Kristin Seefeldt’s (MPP '96, PhD '10) recent op-ed, featured in Making Sen$e on February 2, highlights the need to “fix the social safety need, not shame those who need it.”

Seefeldt notes that “the [social] safety net is perpetually under attack, in part due to beliefs that those who use it are ‘dependent’ and ‘abusing’ the system.” But Seefeldt, who spent six years interviewing low-income women in the Detroit metro area for her new book Abandoned Families: Social Isolation in the 21st Century, says that “for many, in particular women working low-wage jobs, the safety net is so frayed that rather than being ‘dependent’ on it, they struggle to even access it.”
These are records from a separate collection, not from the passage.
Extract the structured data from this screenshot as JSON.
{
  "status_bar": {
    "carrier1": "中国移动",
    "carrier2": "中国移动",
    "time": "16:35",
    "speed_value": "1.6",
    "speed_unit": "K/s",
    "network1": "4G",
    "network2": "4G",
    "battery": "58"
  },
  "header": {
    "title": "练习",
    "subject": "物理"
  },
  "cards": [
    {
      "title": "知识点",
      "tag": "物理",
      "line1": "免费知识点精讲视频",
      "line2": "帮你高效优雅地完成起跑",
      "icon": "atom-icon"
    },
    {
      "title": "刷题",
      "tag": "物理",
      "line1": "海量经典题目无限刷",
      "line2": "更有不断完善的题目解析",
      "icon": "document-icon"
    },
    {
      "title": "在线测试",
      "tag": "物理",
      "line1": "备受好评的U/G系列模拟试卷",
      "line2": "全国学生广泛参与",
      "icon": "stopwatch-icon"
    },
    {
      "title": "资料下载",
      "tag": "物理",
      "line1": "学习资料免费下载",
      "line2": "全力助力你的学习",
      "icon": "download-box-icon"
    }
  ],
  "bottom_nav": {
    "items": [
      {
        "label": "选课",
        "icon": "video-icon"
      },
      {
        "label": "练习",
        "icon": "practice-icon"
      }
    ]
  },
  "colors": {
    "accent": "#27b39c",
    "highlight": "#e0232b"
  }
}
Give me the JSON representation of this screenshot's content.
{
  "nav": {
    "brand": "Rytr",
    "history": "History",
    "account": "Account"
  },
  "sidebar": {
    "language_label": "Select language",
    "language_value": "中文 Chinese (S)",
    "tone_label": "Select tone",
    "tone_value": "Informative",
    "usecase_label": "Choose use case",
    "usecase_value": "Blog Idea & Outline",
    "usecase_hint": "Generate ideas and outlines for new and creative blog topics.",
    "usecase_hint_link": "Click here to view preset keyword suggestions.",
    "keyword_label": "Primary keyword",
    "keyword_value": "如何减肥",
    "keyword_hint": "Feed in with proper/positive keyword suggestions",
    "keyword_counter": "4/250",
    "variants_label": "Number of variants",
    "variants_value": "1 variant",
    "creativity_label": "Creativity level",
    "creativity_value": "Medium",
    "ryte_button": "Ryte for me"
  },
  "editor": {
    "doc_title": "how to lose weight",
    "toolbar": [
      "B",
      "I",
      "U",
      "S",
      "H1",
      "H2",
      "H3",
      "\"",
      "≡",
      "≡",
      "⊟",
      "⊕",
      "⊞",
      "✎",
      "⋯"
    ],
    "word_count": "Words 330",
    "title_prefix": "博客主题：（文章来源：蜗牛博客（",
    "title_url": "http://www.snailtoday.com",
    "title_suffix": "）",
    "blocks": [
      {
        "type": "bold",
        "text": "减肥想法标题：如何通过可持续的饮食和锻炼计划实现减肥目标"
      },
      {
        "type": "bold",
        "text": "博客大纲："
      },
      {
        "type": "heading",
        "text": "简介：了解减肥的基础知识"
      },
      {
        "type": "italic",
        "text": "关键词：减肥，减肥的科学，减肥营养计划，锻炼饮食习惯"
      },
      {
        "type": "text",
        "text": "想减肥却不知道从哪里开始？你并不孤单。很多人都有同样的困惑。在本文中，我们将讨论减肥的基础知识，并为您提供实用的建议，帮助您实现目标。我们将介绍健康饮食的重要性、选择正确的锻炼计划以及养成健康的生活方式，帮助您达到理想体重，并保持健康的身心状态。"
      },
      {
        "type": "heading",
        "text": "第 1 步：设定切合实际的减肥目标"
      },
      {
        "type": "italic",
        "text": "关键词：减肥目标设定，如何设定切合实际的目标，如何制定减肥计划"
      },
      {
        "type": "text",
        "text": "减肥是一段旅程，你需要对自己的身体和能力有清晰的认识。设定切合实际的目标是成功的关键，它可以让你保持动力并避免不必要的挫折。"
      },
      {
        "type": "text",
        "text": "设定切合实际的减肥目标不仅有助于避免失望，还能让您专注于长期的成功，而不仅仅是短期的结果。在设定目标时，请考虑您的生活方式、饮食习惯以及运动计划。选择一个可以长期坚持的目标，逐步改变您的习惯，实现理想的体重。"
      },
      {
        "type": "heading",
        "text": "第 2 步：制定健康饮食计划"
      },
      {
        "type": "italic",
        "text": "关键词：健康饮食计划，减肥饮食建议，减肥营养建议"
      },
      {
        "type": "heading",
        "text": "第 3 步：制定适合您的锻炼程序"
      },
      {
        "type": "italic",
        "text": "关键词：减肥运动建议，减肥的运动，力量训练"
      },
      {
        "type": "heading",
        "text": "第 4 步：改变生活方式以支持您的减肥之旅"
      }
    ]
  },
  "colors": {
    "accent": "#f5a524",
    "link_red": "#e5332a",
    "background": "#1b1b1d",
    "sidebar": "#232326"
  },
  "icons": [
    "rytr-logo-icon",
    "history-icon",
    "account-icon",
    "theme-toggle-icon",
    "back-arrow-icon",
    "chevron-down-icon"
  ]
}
Seefeldt believes social safety net reforms should address a different issue: ensuring that those who qualify for social programs are able to access them. “Reform efforts might instead target the performance of caseworkers and provide money to states to modernize computer systems so that paperwork is not 'lost,'" she writes. "The funding structure of the unemployment insurance system also needs to be addressed, so that employers do not have an incentive to challenge the claims of the people they have laid off."


Kristin Seefeldt is an assistant professor of social work at the University of Michigan’s School of Social Work and holds a courtesy appointment at the Gerald R. Ford School of Public Policy. She is the author of Working After Welfare (W.E. Upjohn Institute Press), which discusses employment advancement and work-family balance challenges as experienced by former welfare recipients.